I had no idea how many fragrance oil blends had vanillin in them until I experienced some nasty color changes. Vanillin is known to discolor, usually turning things brown, which is why the best soaping suppliers report the vanillin content of all their fragrances. Vanillin is found in all coffee fragrances and a whole host of others you’d never suspect.
My first bad experience with vanillin was when I made coffee soap. Coffee fragrances all have vanillin, so plan on discoloration if you make a coffee soap. I’d planned on three layers, from dark to light with some copper glitter. It looked so nice when I put it to bed!

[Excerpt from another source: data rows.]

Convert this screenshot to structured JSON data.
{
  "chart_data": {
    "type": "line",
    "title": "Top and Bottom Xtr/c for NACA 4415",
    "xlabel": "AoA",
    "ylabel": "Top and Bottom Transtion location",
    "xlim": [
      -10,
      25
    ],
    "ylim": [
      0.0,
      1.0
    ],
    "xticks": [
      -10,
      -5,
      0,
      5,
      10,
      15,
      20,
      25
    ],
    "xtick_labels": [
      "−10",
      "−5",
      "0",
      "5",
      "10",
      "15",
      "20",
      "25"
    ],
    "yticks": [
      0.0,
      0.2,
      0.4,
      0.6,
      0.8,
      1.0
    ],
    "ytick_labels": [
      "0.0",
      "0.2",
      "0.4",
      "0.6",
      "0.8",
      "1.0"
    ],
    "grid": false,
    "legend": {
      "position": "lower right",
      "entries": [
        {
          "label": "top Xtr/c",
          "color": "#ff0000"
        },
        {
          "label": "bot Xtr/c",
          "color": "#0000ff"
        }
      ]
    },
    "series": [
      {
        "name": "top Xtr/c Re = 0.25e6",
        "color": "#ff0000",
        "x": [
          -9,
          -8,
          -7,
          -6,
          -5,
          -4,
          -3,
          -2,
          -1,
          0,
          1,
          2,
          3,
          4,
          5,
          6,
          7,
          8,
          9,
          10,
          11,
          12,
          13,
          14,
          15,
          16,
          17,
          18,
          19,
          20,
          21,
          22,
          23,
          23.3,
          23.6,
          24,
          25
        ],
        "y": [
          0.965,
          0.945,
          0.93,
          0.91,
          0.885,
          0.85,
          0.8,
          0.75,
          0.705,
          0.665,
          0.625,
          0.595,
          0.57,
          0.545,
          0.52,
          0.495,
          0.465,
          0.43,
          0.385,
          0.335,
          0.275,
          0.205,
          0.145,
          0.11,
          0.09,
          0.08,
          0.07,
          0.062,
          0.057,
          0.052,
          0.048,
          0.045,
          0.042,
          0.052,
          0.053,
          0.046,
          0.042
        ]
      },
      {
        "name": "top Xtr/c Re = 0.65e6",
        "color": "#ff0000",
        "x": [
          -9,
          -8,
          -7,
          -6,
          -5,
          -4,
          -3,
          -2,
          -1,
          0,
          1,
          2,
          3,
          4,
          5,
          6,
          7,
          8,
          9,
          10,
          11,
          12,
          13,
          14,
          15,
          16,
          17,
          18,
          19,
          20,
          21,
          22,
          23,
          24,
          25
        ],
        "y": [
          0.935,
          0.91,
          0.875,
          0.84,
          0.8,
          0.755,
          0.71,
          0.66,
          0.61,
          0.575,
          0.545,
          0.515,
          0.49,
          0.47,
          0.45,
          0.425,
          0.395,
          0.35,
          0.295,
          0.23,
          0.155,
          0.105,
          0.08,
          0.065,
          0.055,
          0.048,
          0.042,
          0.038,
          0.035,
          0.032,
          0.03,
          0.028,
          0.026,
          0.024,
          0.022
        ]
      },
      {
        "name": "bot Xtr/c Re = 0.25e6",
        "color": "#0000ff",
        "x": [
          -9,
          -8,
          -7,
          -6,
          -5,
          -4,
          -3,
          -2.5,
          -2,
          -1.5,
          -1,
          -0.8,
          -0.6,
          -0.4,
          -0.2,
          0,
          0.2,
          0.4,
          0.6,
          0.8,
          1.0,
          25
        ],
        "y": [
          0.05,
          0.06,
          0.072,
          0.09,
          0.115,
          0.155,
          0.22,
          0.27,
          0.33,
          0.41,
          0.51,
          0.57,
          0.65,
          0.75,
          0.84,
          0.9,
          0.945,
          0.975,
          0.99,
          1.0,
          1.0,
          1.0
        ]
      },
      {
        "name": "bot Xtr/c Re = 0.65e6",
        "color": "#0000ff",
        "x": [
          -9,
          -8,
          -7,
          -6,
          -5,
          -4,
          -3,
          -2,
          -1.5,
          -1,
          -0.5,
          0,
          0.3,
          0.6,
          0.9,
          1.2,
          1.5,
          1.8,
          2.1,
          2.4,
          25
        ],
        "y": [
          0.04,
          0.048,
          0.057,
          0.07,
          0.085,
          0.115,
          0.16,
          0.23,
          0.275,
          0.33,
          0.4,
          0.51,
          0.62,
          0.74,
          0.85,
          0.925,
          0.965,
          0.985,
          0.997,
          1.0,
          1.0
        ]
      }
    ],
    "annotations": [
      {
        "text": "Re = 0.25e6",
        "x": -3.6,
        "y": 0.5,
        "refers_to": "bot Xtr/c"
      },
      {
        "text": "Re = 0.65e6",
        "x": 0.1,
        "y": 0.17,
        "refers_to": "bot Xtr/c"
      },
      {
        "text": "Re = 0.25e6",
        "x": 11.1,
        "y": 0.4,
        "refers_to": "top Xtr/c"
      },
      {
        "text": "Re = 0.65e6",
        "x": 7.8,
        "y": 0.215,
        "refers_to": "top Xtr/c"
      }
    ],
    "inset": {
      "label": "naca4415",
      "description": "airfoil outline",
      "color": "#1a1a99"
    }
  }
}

Overnight the beautiful copper glitter turned into an orange horror! I hate orange! I was so disappointed.
Three days later, it had darkened considerably, thus lessening the appearance of the orange on top. I thought it looked a lot better but still was disappointed that the white top layer had turned to chocolate. I’ve since learned that experienced coffee soap makers simply don’t put any coffee fragrance into the part of the soap they want to keep white.
Everyone I’ve given the coffee soap to has loved it. Not one person even mentioned the orange color on the top. They immediately sniffed it, inhaling the delicious coffee scent, and loved it.
My second encounter with vanillin was when I made my first confetti soap batch. The base was supposed to be white. What a surprise it was to me when it came out tan! I’d used orange blossom fragrance oil. Why in the world would it have vanillin in it? I don’t know, but I looked it up, and it does! The only reason the copper glitter didn’t turn orange was that I first dusted the top with a layer of silvery white glitter. That must have created a barrier between the vanillin-laced soap batter and the copper glitter that followed.
My third and most recent vanillin encounter of the horrible kind was two days ago. I learned that vanillin not only turns things anywhere from tan to brown, it also goes orange in some circumstances. I knew it happened from my experience with copper glitter, but yesterday I found out that vanillin also doesn’t play well with red mica. I used a wine red as a base for a confetti soap with brown to caramel colored chips. Added Midnight Pomegranate fragrance oil, thinking that would go nicely with the wine red base. Didn’t even give a thought to whether it might have vanillin. Why would it? Put it to bed thinking it was going to be very pretty.
Overnight I was horrified to discover that my lovely wine red soap with copper glitter had turned into taco vomit. I hated it!!
Here they are after the cut. My friend thinks these soaps are pretty. I find them pretty repulsive.
I hate surprises of this kind, not to mention the disappointment and the waste. This batch of soap doesn’t meet my standard to give as a gift. So I started checking the vanillin content of all my FO’s so I’d know what I was up against when I make my next batch. I was surprised to find vanillin in florals and fruit scents but more surprised to find out just how pervasive it is. A couple of my suppliers had vanillin in most of their fragrances. Others had it in only some of them. Oddly, some of the FO’s that had a higher content of vanillin than this one (Midnight Pomegranate, 0.4%) didn’t cause me any problems.
If you want to avoid unhappy surprises, do your homework and research the vanillin content of all your fragrances. I had to learn this same lesson three times before it really took hold. I was shocked and annoyed to find that several suppliers don’t bother to list the vanillin content of the fragrances. I’m now boycotting any supplier that doesn’t give this important information on their website.
And keep meticulous notes on your soapmaking, including photos of how they turned out.